I've been thinking a lot about memory.

In part because I remember a lot.

In part because it's a little bit about what my last story was about.

In part because Ryan sent me the link to this article.

In part because in the article it makes memory sound like a sandcastle... or a little kid's block set. Something you build and then every time you remember you knock it all down and build it up again. But it's never really the same as it was... not quite.

In part because there are so many things that I wish were written down, or video taped, just so that I would know exactly what happened... exactly how it happened...

In part because there are so many things that were once written down that have been lost now.

In part because Eternal Sunshine of the Spotless Mind has burst back into my life with a vengeance and I just watched it for the first time since I lived on the first floor of a hexagonal prism.

In part because I'm in one of those weird moods that artsy movies make you get into.

In part because I messed up my sleep schedule last week and it's currently 5:30 AM

In part because I want to have Clementine's hair.

The thing that I like about my blog is that it's a semi-accurate representation of what I'm feeling on a day to day basis, that I can always go back and look at. The thing I dislike about it is the same...
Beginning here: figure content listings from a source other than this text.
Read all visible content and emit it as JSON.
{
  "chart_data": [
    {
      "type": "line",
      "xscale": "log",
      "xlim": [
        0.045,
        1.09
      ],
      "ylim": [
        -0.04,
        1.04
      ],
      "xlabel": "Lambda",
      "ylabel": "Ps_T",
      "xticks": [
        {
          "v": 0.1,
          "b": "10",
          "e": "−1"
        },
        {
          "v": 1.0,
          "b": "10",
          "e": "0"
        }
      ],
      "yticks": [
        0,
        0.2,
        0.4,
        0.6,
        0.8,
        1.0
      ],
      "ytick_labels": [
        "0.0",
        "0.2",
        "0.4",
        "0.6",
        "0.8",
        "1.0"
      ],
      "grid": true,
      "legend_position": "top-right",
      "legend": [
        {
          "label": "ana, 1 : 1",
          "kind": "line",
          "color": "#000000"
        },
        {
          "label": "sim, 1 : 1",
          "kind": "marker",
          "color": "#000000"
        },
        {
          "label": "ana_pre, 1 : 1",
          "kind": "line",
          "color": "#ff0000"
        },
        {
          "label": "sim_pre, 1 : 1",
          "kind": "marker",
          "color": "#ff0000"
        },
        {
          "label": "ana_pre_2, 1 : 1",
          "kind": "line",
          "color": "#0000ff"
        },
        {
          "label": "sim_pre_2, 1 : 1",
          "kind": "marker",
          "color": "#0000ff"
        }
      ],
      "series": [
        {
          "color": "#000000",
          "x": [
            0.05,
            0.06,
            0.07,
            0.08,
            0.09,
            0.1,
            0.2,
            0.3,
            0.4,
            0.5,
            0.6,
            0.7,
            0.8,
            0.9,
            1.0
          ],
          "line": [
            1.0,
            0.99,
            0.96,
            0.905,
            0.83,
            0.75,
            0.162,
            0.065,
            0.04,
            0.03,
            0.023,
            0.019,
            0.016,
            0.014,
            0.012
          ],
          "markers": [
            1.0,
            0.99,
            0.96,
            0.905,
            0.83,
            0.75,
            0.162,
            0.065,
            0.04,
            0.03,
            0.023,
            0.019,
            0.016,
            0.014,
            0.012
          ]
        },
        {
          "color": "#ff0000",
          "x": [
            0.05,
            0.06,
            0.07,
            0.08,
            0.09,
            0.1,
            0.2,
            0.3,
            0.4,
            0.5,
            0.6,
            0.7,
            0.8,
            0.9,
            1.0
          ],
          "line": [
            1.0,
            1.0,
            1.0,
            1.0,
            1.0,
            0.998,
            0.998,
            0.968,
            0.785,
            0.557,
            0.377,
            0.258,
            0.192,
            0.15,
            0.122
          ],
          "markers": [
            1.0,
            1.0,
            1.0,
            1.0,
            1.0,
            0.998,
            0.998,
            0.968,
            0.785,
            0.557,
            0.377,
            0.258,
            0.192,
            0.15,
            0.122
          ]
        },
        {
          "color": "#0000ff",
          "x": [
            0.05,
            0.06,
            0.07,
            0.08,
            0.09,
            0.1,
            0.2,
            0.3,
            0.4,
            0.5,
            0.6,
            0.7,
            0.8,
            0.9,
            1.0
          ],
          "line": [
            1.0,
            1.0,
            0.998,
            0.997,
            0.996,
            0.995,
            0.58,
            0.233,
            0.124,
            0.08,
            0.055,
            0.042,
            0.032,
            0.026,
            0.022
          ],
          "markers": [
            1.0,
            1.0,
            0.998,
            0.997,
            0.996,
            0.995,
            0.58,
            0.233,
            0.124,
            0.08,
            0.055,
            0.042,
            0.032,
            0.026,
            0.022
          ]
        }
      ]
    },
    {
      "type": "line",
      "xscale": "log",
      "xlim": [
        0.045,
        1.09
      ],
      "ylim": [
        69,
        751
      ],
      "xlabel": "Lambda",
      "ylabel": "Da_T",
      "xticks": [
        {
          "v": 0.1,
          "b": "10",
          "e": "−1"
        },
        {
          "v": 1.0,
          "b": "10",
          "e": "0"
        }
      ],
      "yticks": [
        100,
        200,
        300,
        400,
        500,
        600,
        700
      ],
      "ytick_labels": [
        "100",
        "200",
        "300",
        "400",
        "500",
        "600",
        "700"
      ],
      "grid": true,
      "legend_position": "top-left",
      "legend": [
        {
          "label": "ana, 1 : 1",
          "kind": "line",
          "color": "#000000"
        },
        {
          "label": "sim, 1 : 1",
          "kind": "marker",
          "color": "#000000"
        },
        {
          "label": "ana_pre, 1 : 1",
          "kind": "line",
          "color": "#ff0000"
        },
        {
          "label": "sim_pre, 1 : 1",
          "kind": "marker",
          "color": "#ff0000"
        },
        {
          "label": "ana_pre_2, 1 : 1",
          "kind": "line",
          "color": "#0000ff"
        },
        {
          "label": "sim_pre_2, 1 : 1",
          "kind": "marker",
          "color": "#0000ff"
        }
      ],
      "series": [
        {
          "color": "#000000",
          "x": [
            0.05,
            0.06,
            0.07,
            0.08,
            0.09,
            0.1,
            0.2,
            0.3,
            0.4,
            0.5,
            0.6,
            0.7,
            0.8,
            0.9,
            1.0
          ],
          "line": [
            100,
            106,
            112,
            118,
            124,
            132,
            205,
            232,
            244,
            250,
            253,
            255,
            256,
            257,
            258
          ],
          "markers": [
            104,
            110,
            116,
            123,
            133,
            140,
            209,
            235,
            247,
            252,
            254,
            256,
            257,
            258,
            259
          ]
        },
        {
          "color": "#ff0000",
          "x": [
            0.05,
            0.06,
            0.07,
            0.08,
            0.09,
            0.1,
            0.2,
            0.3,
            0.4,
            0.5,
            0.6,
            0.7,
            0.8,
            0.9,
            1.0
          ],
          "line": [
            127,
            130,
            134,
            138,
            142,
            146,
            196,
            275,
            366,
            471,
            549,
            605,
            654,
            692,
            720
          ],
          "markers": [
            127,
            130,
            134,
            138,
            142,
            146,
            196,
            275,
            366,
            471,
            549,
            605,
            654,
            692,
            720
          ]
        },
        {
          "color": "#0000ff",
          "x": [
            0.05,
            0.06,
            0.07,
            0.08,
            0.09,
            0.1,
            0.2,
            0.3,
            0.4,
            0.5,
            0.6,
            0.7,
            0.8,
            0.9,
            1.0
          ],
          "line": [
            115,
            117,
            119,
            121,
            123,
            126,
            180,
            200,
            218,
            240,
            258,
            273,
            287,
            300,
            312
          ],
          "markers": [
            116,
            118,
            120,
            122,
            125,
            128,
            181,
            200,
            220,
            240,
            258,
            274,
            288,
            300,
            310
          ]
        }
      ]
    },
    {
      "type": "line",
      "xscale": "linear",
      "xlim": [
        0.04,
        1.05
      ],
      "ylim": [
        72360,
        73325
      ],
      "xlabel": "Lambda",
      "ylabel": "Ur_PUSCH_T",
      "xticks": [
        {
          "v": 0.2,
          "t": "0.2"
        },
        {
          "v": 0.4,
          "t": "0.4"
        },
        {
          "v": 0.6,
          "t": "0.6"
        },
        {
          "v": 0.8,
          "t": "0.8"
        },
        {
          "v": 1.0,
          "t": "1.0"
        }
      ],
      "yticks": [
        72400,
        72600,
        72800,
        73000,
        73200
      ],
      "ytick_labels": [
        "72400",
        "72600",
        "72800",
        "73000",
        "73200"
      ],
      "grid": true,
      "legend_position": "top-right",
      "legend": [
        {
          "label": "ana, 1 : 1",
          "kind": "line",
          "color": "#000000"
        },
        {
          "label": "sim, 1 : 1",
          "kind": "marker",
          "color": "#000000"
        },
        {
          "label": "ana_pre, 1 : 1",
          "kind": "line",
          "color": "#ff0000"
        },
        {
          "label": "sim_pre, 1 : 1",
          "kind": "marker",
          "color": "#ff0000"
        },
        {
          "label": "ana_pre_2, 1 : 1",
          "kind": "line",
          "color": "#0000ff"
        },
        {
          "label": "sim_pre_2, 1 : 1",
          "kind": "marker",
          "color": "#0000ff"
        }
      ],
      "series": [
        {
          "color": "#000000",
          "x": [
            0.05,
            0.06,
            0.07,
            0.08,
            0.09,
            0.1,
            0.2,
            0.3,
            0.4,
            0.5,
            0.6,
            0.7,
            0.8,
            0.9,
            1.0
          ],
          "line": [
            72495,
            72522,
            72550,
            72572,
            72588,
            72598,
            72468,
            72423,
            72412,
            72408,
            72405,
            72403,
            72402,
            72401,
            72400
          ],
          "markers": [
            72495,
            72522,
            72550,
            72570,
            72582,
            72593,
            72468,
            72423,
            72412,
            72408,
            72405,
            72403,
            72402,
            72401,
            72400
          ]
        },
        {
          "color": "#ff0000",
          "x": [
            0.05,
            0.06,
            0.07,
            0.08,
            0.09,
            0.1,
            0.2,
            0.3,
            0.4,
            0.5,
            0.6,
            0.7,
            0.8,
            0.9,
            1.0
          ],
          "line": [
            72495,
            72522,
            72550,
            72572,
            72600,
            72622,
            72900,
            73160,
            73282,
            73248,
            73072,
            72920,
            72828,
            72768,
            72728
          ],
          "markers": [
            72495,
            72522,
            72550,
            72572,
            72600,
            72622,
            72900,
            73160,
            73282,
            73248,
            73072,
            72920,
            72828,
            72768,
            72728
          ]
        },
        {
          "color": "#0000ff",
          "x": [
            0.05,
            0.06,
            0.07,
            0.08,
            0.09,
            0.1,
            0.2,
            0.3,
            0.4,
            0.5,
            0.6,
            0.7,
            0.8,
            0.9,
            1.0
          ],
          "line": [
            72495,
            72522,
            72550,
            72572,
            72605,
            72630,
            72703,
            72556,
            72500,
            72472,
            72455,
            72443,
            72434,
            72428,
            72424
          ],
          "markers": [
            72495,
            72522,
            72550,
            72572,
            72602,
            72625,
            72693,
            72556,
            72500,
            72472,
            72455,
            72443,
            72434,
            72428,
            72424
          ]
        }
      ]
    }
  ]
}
I say semi-accurate, for one reason- I still keep secrets from my blog. If I'm angry at someone I don't tell my blog. If I'm in love with someone I don't tell my blog. If I'm bored with someone I don't tell my blog. I don't (or very rarely?) express my political views on my blog. I don't tell other's secrets on my blog.

Sometimes I leave myself subtle clues, so that if I ever do go back and read my blog I can recall the emotion of that day.... What I was really saying. I try to be subtle enough that no one else knows they are clues, but sometimes I wonder if those who know me best.. can't see through the billboard sign that I call "subtle."

I have a pretty distorted view of myself... I think my mouth is open really really big when Kara says it's just barely open and I think my thoughts/emotions are locked up up tight when really they are on display for anyone who has eyes.

But then again maybe that just means I'm like the rest of the world.